A continuación Jesús realizó un gesto público
que debió resultar tanto o más chocante porque al no dudar en irse a comer con
Mateo y permitir que tomaran parte también en la mesa muchos recaudadores de impuestos
y pecadores públicos, estaba realizando una acción atrevida,
provocadora desde el punto de vista religioso. Era un signo profético, con el que Jesús venía a declarar que la
comunión de mesa del banquete del reino de los cielos no estaba reservada únicamente
a los justos cumplidores de la ley y miembros de la raza escogida, sino que
está abierta también a los excluidos, a los despreciados, a los no
practicantes, incluso a los traidores porque el Dios que obra en Jesús a nadie
excluye, y está dispuesto a perdonar a quienes más necesitan de su misericordia.

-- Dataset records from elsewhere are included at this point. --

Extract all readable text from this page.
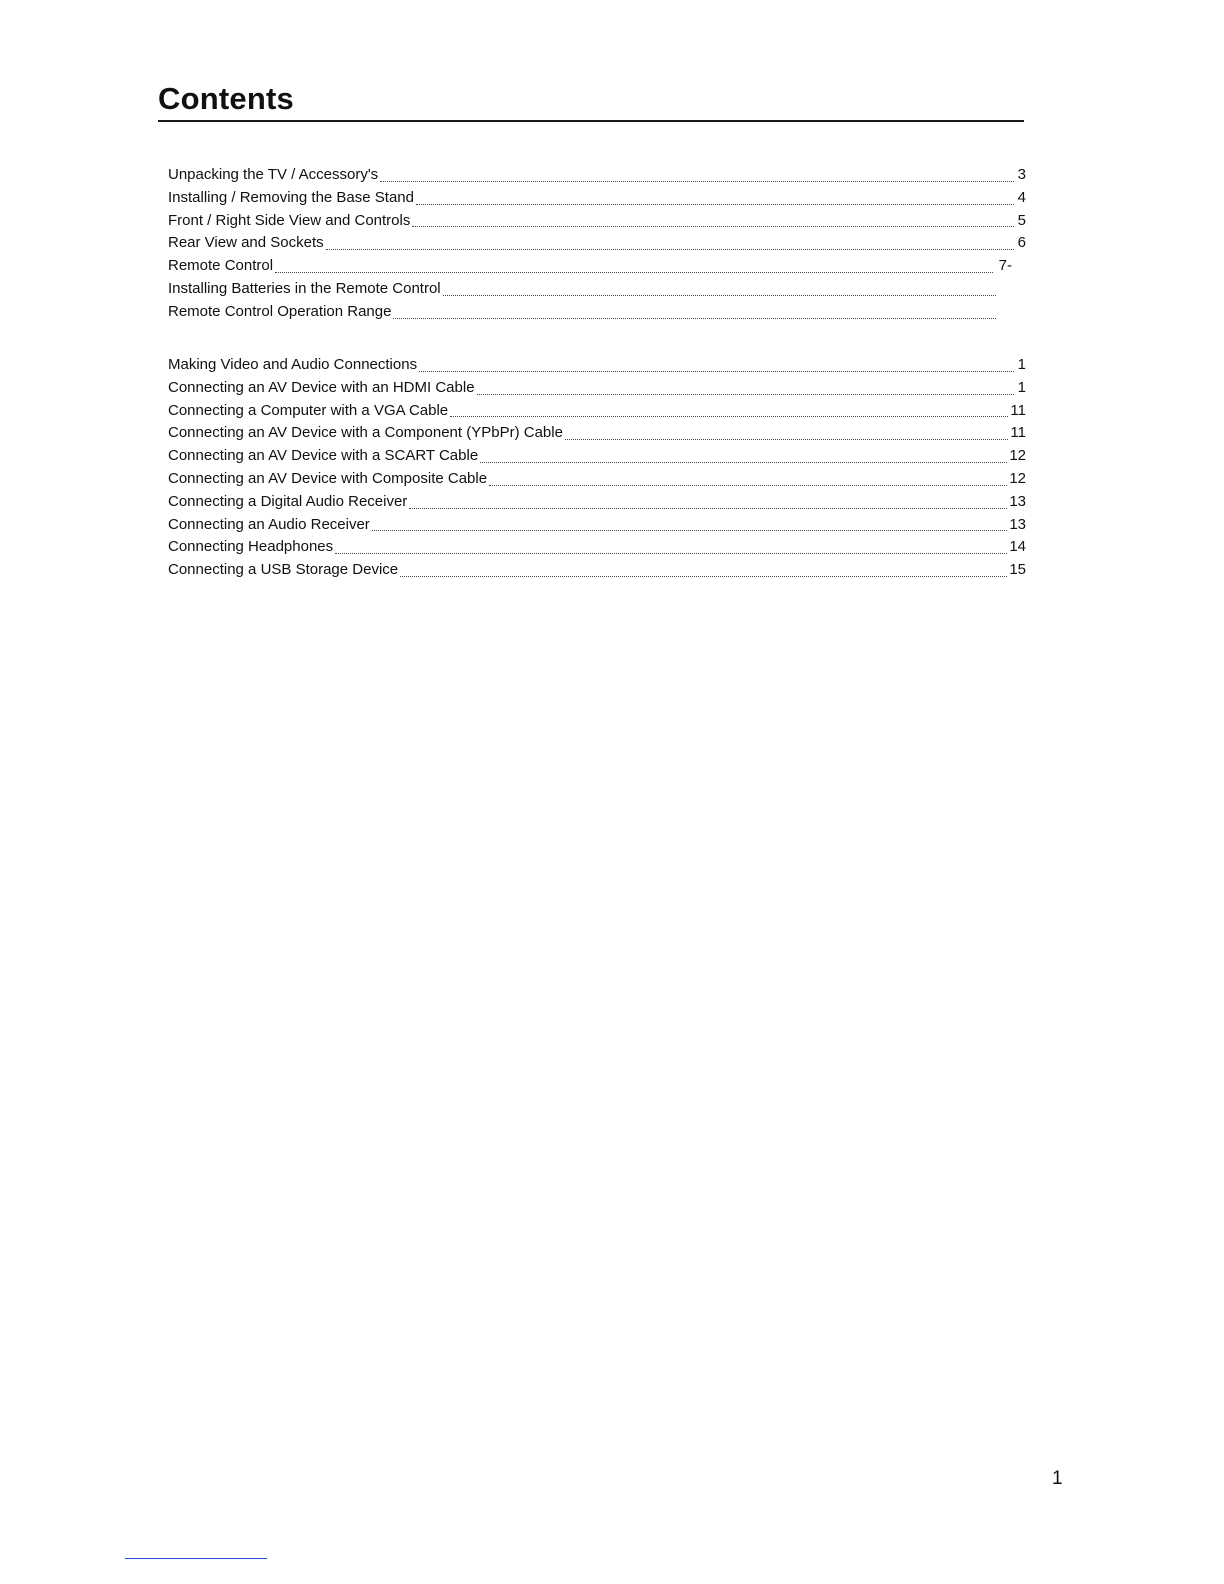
Contents
Unpacking the TV / Accessory's	3
Installing / Removing the Base Stand	4
Front / Right Side View and Controls	5
Rear View and Sockets	6
Remote Control	7-
Installing Batteries in the Remote Control
Remote Control Operation Range
Making Video and Audio Connections	1
Connecting an AV Device with an HDMI Cable	1
Connecting a Computer with a VGA Cable	11
Connecting an AV Device with a Component (YPbPr) Cable	11
Connecting an AV Device with a SCART Cable	12
Connecting an AV Device with Composite Cable	12
Connecting a Digital Audio Receiver	13
Connecting an Audio Receiver	13
Connecting Headphones	14
Connecting a USB Storage Device	15
1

Ellos son los primeros receptores de su amor, que transforma sus vidas y los
hace personas nuevas.
En consecuencia, en la comunidad cristiana no
puede haber discriminaciones ni exclusiones. La frase de Jesús condensa la
manera como Él ve su misión recibida del Padre y hace tomar conciencia a los
cristianos de que ellos, los primeros, son los pecadores que han sido tocados
por la misericordia de Dios y han sido llamados a su servicio. No he
venido a llamar a los justos sino a los pecadores. Es un tema central
en la predicación de Jesús y se puede ver en sus parábolas del hijo pródigo, de
los viñadores homicidas, de los invitados a las bodas...

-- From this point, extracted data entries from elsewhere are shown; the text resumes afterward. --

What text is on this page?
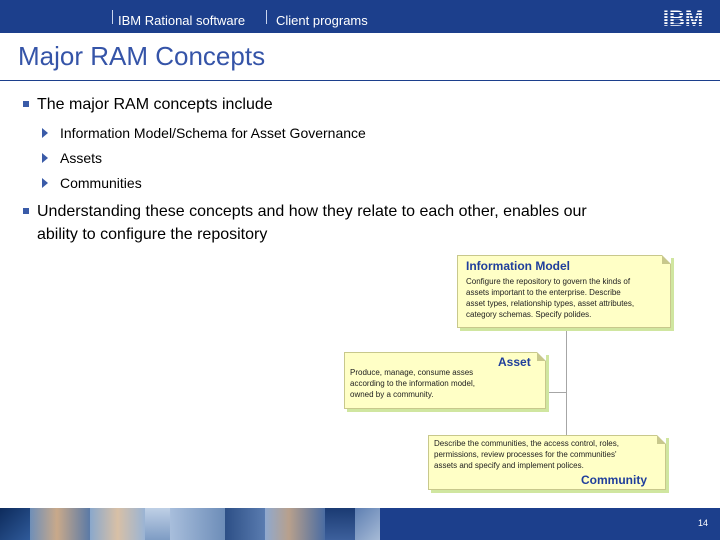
IBM Rational software Client programs
Major RAM Concepts
The major RAM concepts include
Information Model/Schema for Asset Governance
Assets
Communities
Understanding these concepts and how they relate to each other, enables our
ability to configure the repository
Information Model
Configure the repository to govern the kinds of
assets important to the enterprise. Describe
asset types, relationship types, asset attributes,
category schemas. Specify polides.
Asset
Produce, manage, consume asses
according to the information model,
owned by a community.
Describe the communities, the access control, roles,
permissions, review processes for the communities'
assets and specify and implement polices.
Community
14
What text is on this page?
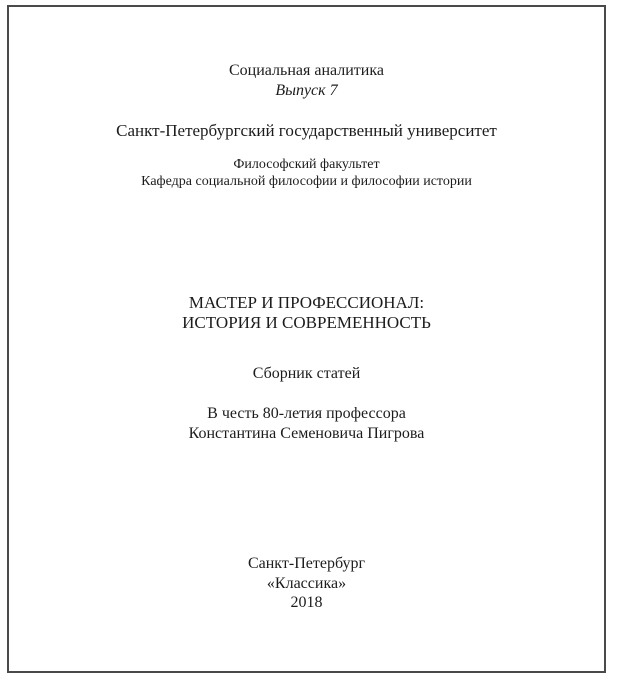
Социальная аналитика
Выпуск 7
Санкт-Петербургский государственный университет
Философский факультет
Кафедра социальной философии и философии истории
МАСТЕР И ПРОФЕССИОНАЛ:
ИСТОРИЯ И СОВРЕМЕННОСТЬ
Сборник статей
В честь 80-летия профессора
Константина Семеновича Пигрова
Санкт-Петербург
«Классика»
2018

Cada miembro de la comunidad cristiana puede
verse en Mateo, o entre los pecadores invitados a la mesa de Jesús. Cada uno
puede sentirse objeto de misericordia, acogido a la mesa. También puede
sentirse llamado a aprender qué quiere decir:
misericordia quiero y no sacrificios.
Lo que espera Dios de nosotros son gestos, solidaridad y misericordia, más que
actos religiosos externos. Jesús da ejemplo, poniéndose a la mesa con pecadores,
cumple la voluntad divina de buscar a esa gente y ofrecer a todos la
posibilidad de rehabilitarse.
Y esto es lo más importante del pasaje
evangélico: la nueva imagen y experiencia de Dios que Jesús revela y transmite en
contraposición con la idea de Dios discriminador que transmitían los rabinos
fariseos. Jesús revela a un Dios que muestra su grandeza y su amor salvador
como misericordia, no quiere que nadie se pierda y a todos acoge porque es
padre. Jesús aparece no sólo como maestro de misericordia sino como encarnación
misma del amor misericordioso que es la esencia de Dios. Su comunidad, por
tanto, no puede ser otra cosa que un espacio acogedor y fraterno en el que se
refleje el rostro del Dios de Jesús.